L’Ufficio parlamentare di bilancio ha pubblicato una nota in cui aggiorna le stime di crescita del Prodotto interno lordo (Pil) del nostro paese per il 2025 e il 2026. Come avviene ormai da mesi, le revisioni mostrano un quadro sempre più negativo: per il 2024, la crescita dovrebbe essere dello 0,7 per cento (nelle previsioni fatte a fine 2023 per l’anno successivo, doveva essere all’1,2 per cento), mentre nel 2025 e nel 2026 sarà rispettivamente dello 0,8 e dello 0,9 per cento. Insomma, siamo tornati stabilmente nel territorio della crescita dello “zero virgola”, una prospettiva decisamente deludente per un paese il cui Pil è ancora fermo ai livelli del 2008.

I motivi delle previsioni al ribasso

Come sottolinea Upb, le ragioni della revisione al ribasso sono da ricercare nelle notizie di cui si sta discutendo in questi giorni: in particolare, la Germania che sembra essere sprofondata in un inesorabile declino economico e le tensioni commerciali scatenate dalla voce grossa di Donald Trump, che sta scompigliando tutte le carte sul tavolo degli scambi internazionali.

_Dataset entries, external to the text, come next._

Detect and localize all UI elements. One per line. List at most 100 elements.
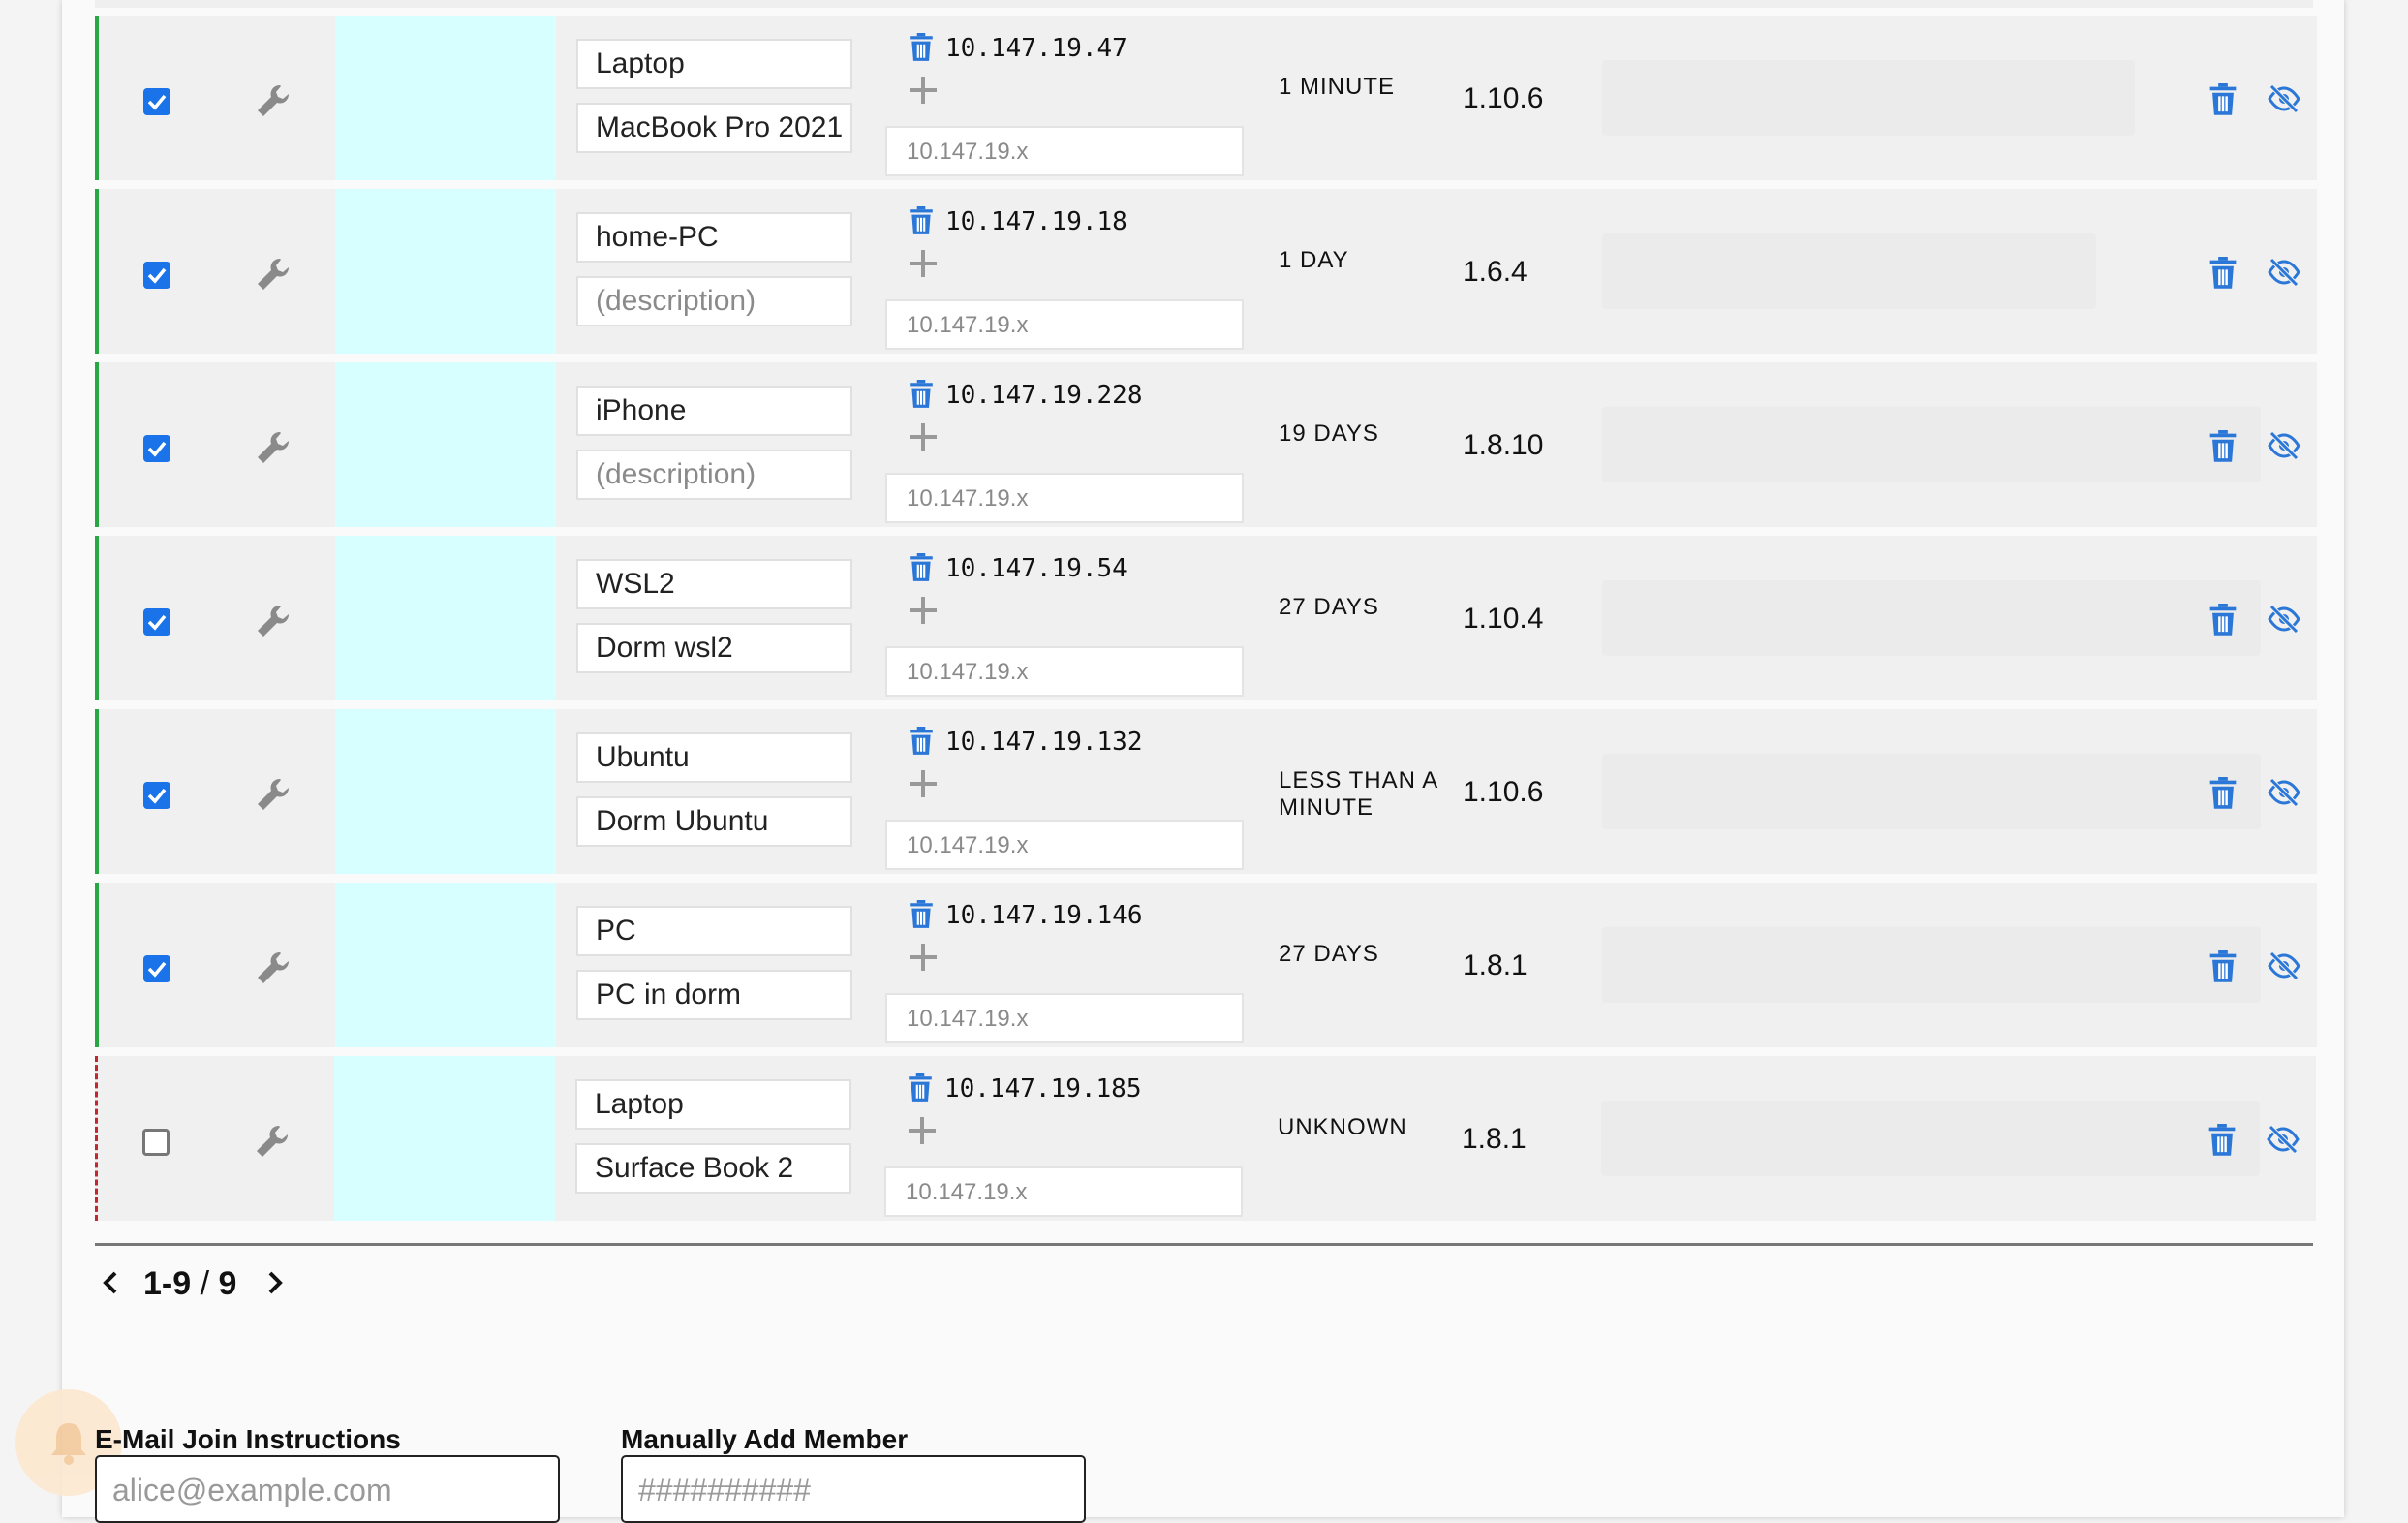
trash-icon[interactable] (2208, 430, 2238, 468)
authorize-checkbox[interactable] (143, 782, 170, 809)
member-id-cell (335, 536, 556, 700)
member-description-input[interactable]: PC in dorm (576, 970, 852, 1020)
eye-slash-icon[interactable] (2267, 950, 2301, 986)
member-name-input[interactable]: WSL2 (576, 559, 852, 609)
eye-slash-icon[interactable] (2266, 1124, 2300, 1160)
plus-icon[interactable] (909, 76, 938, 109)
member-id-cell (335, 189, 556, 354)
plus-icon[interactable] (908, 1116, 937, 1150)
plus-icon[interactable] (909, 596, 938, 630)
add-ip-input[interactable]: 10.147.19.x (885, 820, 1244, 870)
add-ip-input[interactable]: 10.147.19.x (885, 646, 1244, 697)
member-name-input[interactable]: Ubuntu (576, 732, 852, 783)
authorize-checkbox[interactable] (143, 608, 170, 636)
member-name-input[interactable]: Laptop (575, 1079, 851, 1130)
table-row: home-PC (description) 10.147.19.18 10.147.1… (95, 189, 2317, 354)
authorize-checkbox[interactable] (143, 262, 170, 289)
last-seen: UNKNOWN (1278, 1114, 1407, 1140)
add-ip-input[interactable]: 10.147.19.x (885, 993, 1244, 1043)
add-ip-input[interactable]: 10.147.19.x (884, 1166, 1243, 1217)
wrench-icon[interactable] (254, 948, 293, 992)
previous-row-edge (95, 0, 2313, 8)
trash-icon[interactable] (2208, 777, 2238, 815)
member-description-input[interactable]: MacBook Pro 2021 (576, 103, 852, 153)
chevron-right-icon[interactable] (265, 1270, 285, 1300)
ip-address: 10.147.19.146 (945, 901, 1143, 930)
member-description-input[interactable]: Surface Book 2 (575, 1143, 851, 1194)
member-name-input[interactable]: PC (576, 906, 852, 956)
table-divider (95, 1243, 2313, 1246)
eye-slash-icon[interactable] (2267, 430, 2301, 466)
trash-icon[interactable] (909, 553, 934, 587)
plus-icon[interactable] (909, 422, 938, 456)
wrench-icon[interactable] (254, 428, 293, 472)
add-ip-input[interactable]: 10.147.19.x (885, 126, 1244, 176)
member-description-input[interactable]: (description) (576, 450, 852, 500)
member-name-input[interactable]: Laptop (576, 39, 852, 89)
pagination-range: 1-9 (143, 1265, 192, 1302)
member-id-cell (335, 709, 556, 874)
add-ip-input[interactable]: 10.147.19.x (885, 299, 1244, 350)
trash-icon[interactable] (908, 1073, 933, 1107)
trash-icon[interactable] (2208, 950, 2238, 988)
eye-slash-icon[interactable] (2267, 257, 2301, 293)
trash-icon[interactable] (909, 900, 934, 934)
chevron-left-icon[interactable] (101, 1270, 120, 1300)
client-version: 1.6.4 (1463, 256, 1528, 288)
member-id-cell (335, 362, 556, 527)
wrench-icon[interactable] (254, 602, 293, 645)
eye-slash-icon[interactable] (2267, 777, 2301, 813)
eye-slash-icon[interactable] (2267, 604, 2301, 639)
pagination-total: 9 (218, 1265, 237, 1302)
table-row: Laptop MacBook Pro 2021 10.147.19.47 10.147… (95, 16, 2317, 180)
authorize-checkbox[interactable] (142, 1129, 170, 1156)
client-version: 1.8.10 (1463, 429, 1544, 461)
trash-icon[interactable] (909, 380, 934, 414)
ip-address: 10.147.19.228 (945, 381, 1143, 410)
plus-icon[interactable] (909, 249, 938, 283)
table-row: Laptop Surface Book 2 10.147.19.185 10.147.… (95, 1056, 2316, 1221)
email-join-input[interactable]: alice@example.com (95, 1455, 560, 1523)
wrench-icon[interactable] (253, 1122, 292, 1166)
client-version: 1.10.6 (1463, 82, 1544, 114)
physical-address-cell (1602, 233, 2096, 309)
trash-icon[interactable] (2208, 83, 2238, 121)
member-description-input[interactable]: (description) (576, 276, 852, 326)
member-name-input[interactable]: iPhone (576, 386, 852, 436)
member-id-cell (335, 16, 556, 180)
trash-icon[interactable] (909, 33, 934, 67)
last-seen: 27 DAYS (1279, 941, 1379, 967)
pagination-status: 1-9 / 9 (143, 1264, 236, 1303)
plus-icon[interactable] (909, 943, 938, 977)
authorize-checkbox[interactable] (143, 88, 170, 115)
wrench-icon[interactable] (254, 255, 293, 298)
last-seen: 1 MINUTE (1279, 74, 1396, 100)
wrench-icon[interactable] (254, 775, 293, 819)
ip-address: 10.147.19.47 (945, 34, 1127, 63)
trash-icon[interactable] (909, 206, 934, 240)
trash-icon[interactable] (909, 727, 934, 761)
member-description-input[interactable]: Dorm wsl2 (576, 623, 852, 673)
member-description-input[interactable]: Dorm Ubuntu (576, 796, 852, 847)
manual-add-input[interactable]: ########## (621, 1455, 1086, 1523)
last-seen: LESS THAN A MINUTE (1279, 767, 1437, 821)
authorize-checkbox[interactable] (143, 435, 170, 462)
trash-icon[interactable] (2207, 1124, 2237, 1162)
table-row: PC PC in dorm 10.147.19.146 10.147.19.x 27 D… (95, 883, 2317, 1047)
table-row: WSL2 Dorm wsl2 10.147.19.54 10.147.19.x 27 D… (95, 536, 2317, 700)
table-row: iPhone (description) 10.147.19.228 10.147.1… (95, 362, 2317, 527)
pagination-separator: / (191, 1265, 219, 1302)
trash-icon[interactable] (2208, 604, 2238, 641)
bell-icon (51, 1423, 86, 1465)
add-ip-input[interactable]: 10.147.19.x (885, 473, 1244, 523)
eye-slash-icon[interactable] (2267, 83, 2301, 119)
client-version: 1.8.1 (1463, 949, 1528, 981)
physical-address-cell (1602, 407, 2261, 482)
wrench-icon[interactable] (254, 81, 293, 125)
member-name-input[interactable]: home-PC (576, 212, 852, 263)
authorize-checkbox[interactable] (143, 955, 170, 982)
trash-icon[interactable] (2208, 257, 2238, 295)
plus-icon[interactable] (909, 769, 938, 803)
last-seen: 27 DAYS (1279, 594, 1379, 620)
table-row: Ubuntu Dorm Ubuntu 10.147.19.132 10.147.19.… (95, 709, 2317, 874)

Nelle facoltà di economia di tutto il Mondo, si studiano spesso modelli teorici che rappresentano il comportamento di una piccola economia aperta, ossia un paese di dimensioni relativamente ridotte. Di solito, non può fare affidamento su una produzione nazionale di materie prime, ma, grazie agli scambi commerciali, riesce a prosperare importando ciò che è necessario a produrre ed esportando prodotti finiti e servizi. Un esempio di un’economia di questo tipo è quella dei Paesi Bassi.

L’Italia, pur essendo un grande paese esportatore (e importatore di materie prime), non dovrebbe rientrare più di tanto in questa definizione, dato che è sì un’economia aperta agli scambi, ma non è piccola: nonostante il declino economico degli ultimi decenni, rimaniamo l’ottavo paese al Mondo per Pil. Proprio il declino economico, però, ci sta rendendo sempre più dipendenti dal clima sui mercati internazionali e questo è un problema.

La nostra economia, infatti, è cresciuta pochissimo dal 2008 in poi, e lo ha fatto solo ed esclusivamente grazie all’export. Come mostra il grafico qui sotto, dal 2000 al 2008 la crescita dei consumi finali interni (ossia quello che spendono i cittadini all’interno del territorio nazionale) e quella delle esportazioni sono andate più o meno di pari passo, mentre dalla Grande Recessione in poi i consumi si sono completamente fermati. Nel 2023, valevano l’8 per cento in meno rispetto al 2008, mentre le esportazioni erano cresciute del 20 per cento.

I problemi dell’elevato export

Il problema è che basare la propria crescita solo sulle esportazioni ha due grossi svantaggi. Il primo è che, per quanto grande (l’Italia è il sesto paese esportatore al Mondo), l’export pesa solo per una frazione dell’economia nazionale. Nel 2023, valeva 776 miliardi di dollari, contro 1.750 miliardi dei consumi finali. Anche se si punta tutto sulle esportazioni, dunque, si andrebbe a trainare solo una parte dell’economia.

C’è poi il secondo fattore, quello della volatilità: scommettere tutto sul fatto che saranno gli altri paesi a comprare i nostri prodotti ci espone al rischio che, a un certo punto, questi paesi decidano di non comprare più. È il caso della Germania, che con la crisi, soprattutto del settore automotive, ha ridotto drasticamente la domanda di componentistica e di altri prodotti delle industrie italiane, e degli Stati Uniti, che hanno già imposto molti dazi e potrebbero presto colpire anche l’Unione europea.

Servirebbe più domanda interna

Insomma, se è giusto investire sempre di più per rendere le imprese esportatrici, è anche importante mettere in campo politiche che stimolino la domanda interna, ossia la quantità di beni e servizi che vengono acquistati sul territorio nazionale. Il problema è che gli italiani non hanno soldi da spendere: proprio a causa della stagnazione economica degli ultimi due decenni, il potere d’acquisto è colato a picco.

Ma gli stipendi degli italiani sono troppo bassi

La nota Upb si chiude proprio sugli stipendi: nonostante la parziale crescita nel 2024 dei salari reali (aggiustati cioè per l’inflazione), il potere d’acquisto degli italiani è calato di più del 3 per cento rispetto al 2021. Considerando che tra il 2014 e il 2022 gli stipendi erano già calati del 4 per cento, le prospettive si fanno ancora meno rosee di quanto non fossimo già abituati da tempo.